Quick and cute summer Sangaku #8

Geometry Level 5

The diagram shows an equilateral triangle of side length 1. There is a point inside the triangle, this point $\boxed{P}$ is used to form 3 triangles with areas in arithmetic progression. Then we draw the incircle of each triangle.
We denote $\boxed{k}$ as the common difference of successive areas of the three triangles with $\boxed{0<k<β}$ , it means $\boxed{k}$ is inferior to this value called $\boxed{β}$ and you need to find it
HINT : the sum of the areas of the three triangles has to be EQUAL to the area of the whole equilateral triangle
We set $\boxed{k=\frac{β}{\sqrt{3}}}$
Question : The sum of the areas of the three circles is denoted as $A$ , calculate $\lfloor 10^7A \rfloor$

1 solution

Valentin Duringer
Jul 15, 2020

If the equilateral triangle has side length 1, then its area is equal to $\boxed{\frac{\sqrt{3}}{4}}$ . We denote $\boxed{x_1}$ as the area of the smallest triangle, we can then write :
$\boxed{x_1+(x_1+k)+(x_1+2k)=\frac{\sqrt{3}}{4}}$ $<=>$ $\boxed{x_1=\frac{1}{4\sqrt{3}} - k}$
$\boxed{x_1}$ can not be negative, then $\boxed{0<k<\frac{1}{4\sqrt{3}}}$
Then $\boxed{k=\frac{β}{\sqrt{3}}=\frac{1}{12}}$

We denote $\boxed{h_1}$ the height of the smallest triangle, $\boxed{h_2}$ the height of the intermediate triangle and $\boxed{x_2}$ its area
We can use the previous area equation knowing the value of $\boxed{k}$ .
$\boxed{x_1=\frac{\sqrt{3}-1}{12}}$ then $\boxed{h_1=\frac{\sqrt{3}-1}{6}}$
$\boxed{x_2=x_1+\frac{1}{12}}$ $<=>$ then $\boxed{x_2=\frac{\sqrt{3}-1}{12}+\frac{1}{12}=\frac{\sqrt{3}}{12}}$ $\boxed{h_2=\frac{\sqrt{3}}{6}}$
Now we can draw a coordinate system.
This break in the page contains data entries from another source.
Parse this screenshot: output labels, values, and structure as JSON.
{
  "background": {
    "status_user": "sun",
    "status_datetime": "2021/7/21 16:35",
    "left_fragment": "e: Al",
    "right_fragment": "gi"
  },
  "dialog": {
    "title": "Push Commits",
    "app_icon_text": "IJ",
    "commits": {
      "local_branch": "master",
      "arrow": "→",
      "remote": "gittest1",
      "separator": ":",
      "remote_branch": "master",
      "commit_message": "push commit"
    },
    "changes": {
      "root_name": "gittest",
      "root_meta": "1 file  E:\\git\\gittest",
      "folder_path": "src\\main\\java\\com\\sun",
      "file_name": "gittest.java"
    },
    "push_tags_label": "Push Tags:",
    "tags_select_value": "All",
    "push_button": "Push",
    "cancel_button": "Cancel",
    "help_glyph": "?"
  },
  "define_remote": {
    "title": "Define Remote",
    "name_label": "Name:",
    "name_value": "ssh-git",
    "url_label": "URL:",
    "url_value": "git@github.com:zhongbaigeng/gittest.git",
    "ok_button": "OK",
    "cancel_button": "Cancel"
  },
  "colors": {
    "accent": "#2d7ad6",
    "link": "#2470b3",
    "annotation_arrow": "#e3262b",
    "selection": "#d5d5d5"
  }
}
If $\boxed{[AB]}$ is the base of the equilateral triangle, then we have $\boxed{A(0;0)}$ , $\boxed{B(1;0)}$ , $\boxed{C(\frac{1}{2};\frac{\sqrt{3}}{2})}$ and $\boxed{P(x_P;\frac{\sqrt{3}-1}{6})}$
To find $\boxed{x_P}$ we shall use the minimum distance formula between point $\boxed{P}$ and the line $\boxed{(BC)}$ , its equation being $\boxed{y=-\sqrt{3}x+\sqrt{3}}$ and we know this minimum distance is $\boxed{h_2}$ :
$\boxed{h_2=\frac{\left|\sqrt{3}x_P+y_P-\sqrt{3}\right|}{4}}$ $<=>$ $\boxed{x_P=\frac{9+\sqrt{3}}{18}}$
Now we can calculate the distances $\boxed{AP}$ , $\boxed{BP}$ and $\boxed{CP}$ using the distance formula. This will allow us to know every side of each triangle
After that we will be able to get the radius of each incircle using the formula $\boxed{r=\frac{2 \times Area}{perimeter}}$ .
Then we sum the areas and get $\boxed{1839073}$ as the final answer.